Explainable AI: A Hybrid Approach to Generate Human-Interpretable Explanation for Deep Learning Prediction

Abstract With massive computing power and data explosion as catalysts, Artificial Intelligence (AI) has finally come out of research labs to become a ground-breaking technology. Businesses are seeing its value in a wide range of applications and therefore looking for ways to make AI an integral part of their decision-making processes. However, to trust an AI model prediction or to take downstream action based on a prediction outcome, one needs to understand the reasons for the prediction. With deep neural networks increasingly becoming the algorithm of choice for models, generation of such reasons has become more challenging. Deep neural networks are highly nested non-linear models that learn patterns in the data through complex combinations of inputs.
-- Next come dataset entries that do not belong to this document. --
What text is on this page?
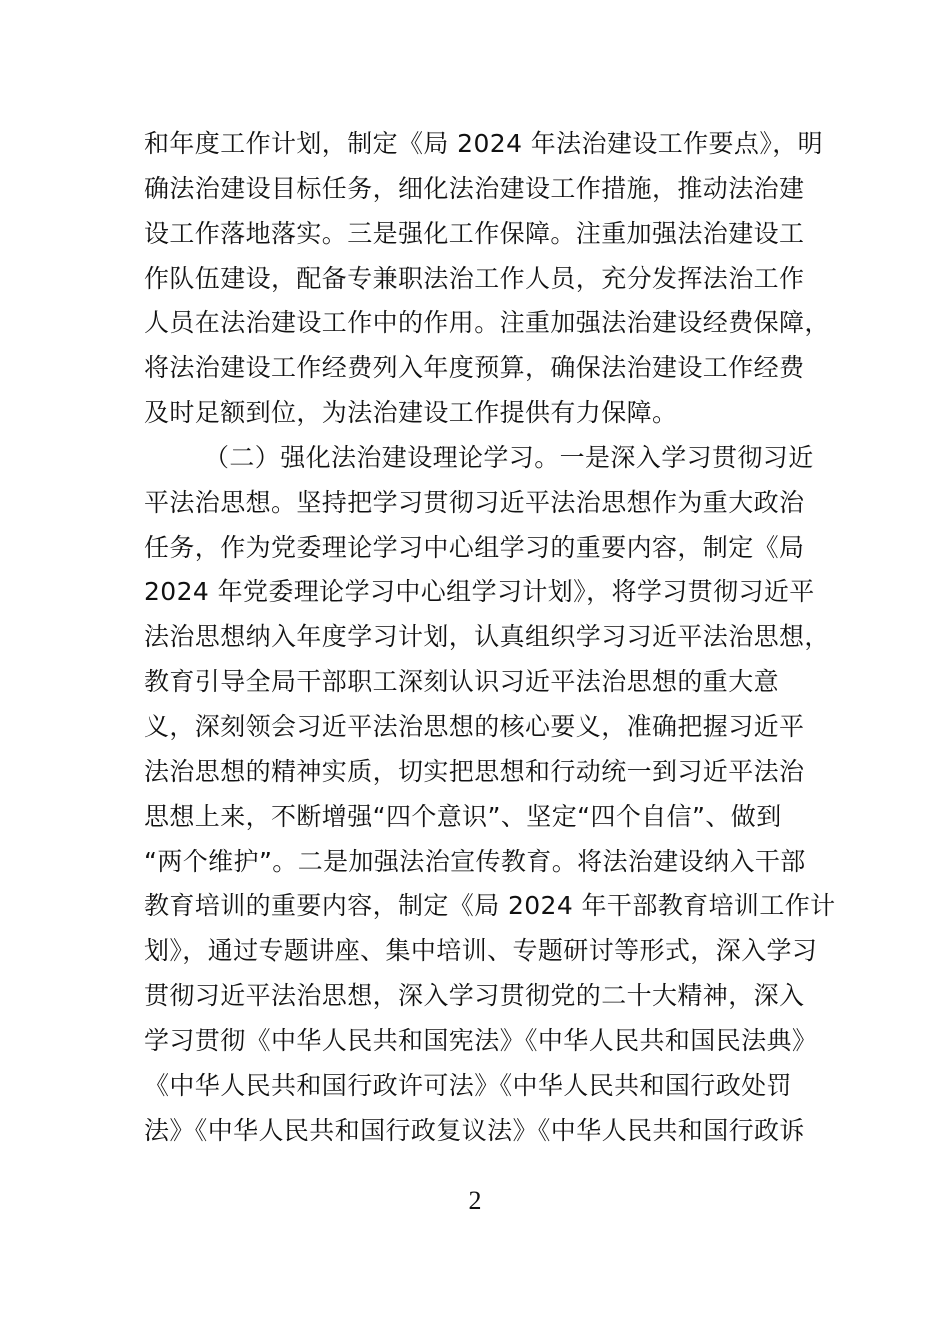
和年度工作计划，制定《局 2024 年法治建设工作要点》，明
确法治建设目标任务，细化法治建设工作措施，推动法治建
设工作落地落实。三是强化工作保障。注重加强法治建设工
作队伍建设，配备专兼职法治工作人员，充分发挥法治工作
人员在法治建设工作中的作用。注重加强法治建设经费保障，
将法治建设工作经费列入年度预算，确保法治建设工作经费
及时足额到位，为法治建设工作提供有力保障。
（二）强化法治建设理论学习。一是深入学习贯彻习近
平法治思想。坚持把学习贯彻习近平法治思想作为重大政治
任务，作为党委理论学习中心组学习的重要内容，制定《局
2024 年党委理论学习中心组学习计划》，将学习贯彻习近平
法治思想纳入年度学习计划，认真组织学习习近平法治思想，
教育引导全局干部职工深刻认识习近平法治思想的重大意
义，深刻领会习近平法治思想的核心要义，准确把握习近平
法治思想的精神实质，切实把思想和行动统一到习近平法治
思想上来，不断增强“四个意识”、坚定“四个自信”、做到
“两个维护”。二是加强法治宣传教育。将法治建设纳入干部
教育培训的重要内容，制定《局 2024 年干部教育培训工作计
划》，通过专题讲座、集中培训、专题研讨等形式，深入学习
贯彻习近平法治思想，深入学习贯彻党的二十大精神，深入
学习贯彻《中华人民共和国宪法》《中华人民共和国民法典》
《中华人民共和国行政许可法》《中华人民共和国行政处罚
法》《中华人民共和国行政复议法》《中华人民共和国行政诉
2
Their complex architecture makes it very difficult to decipher the exact reasons for their prediction. Due to this lack of transparency, businesses are not able to utilize this technology in many applications. To increase the adoption of deep learning models, explainability is critical in building trust in the solution and in guiding downstream actions in business applications. In this paper we aim to create human-interpretable explanations for predictions from deep learning models. We propose a hybrid of two prior approaches, integrating clustering of the network’s hidden layer representation [2] with TREPAN decision tree [1], both of which uniquely deconstruct a neural network. Our aim is to visualize flow of information within the deep neural network using factors that make sense to humans, even if the underlying model uses more complex factors. This enables generation of human interpretable explanations (or, reasons codes) for each model outcome at an individual instance level. We demonstrate the new approach on credit card default prediction given by a deep feed forward neural network model. We compare and contrast this new integrated approach with three different approaches, based on the results we obtained from experimentation.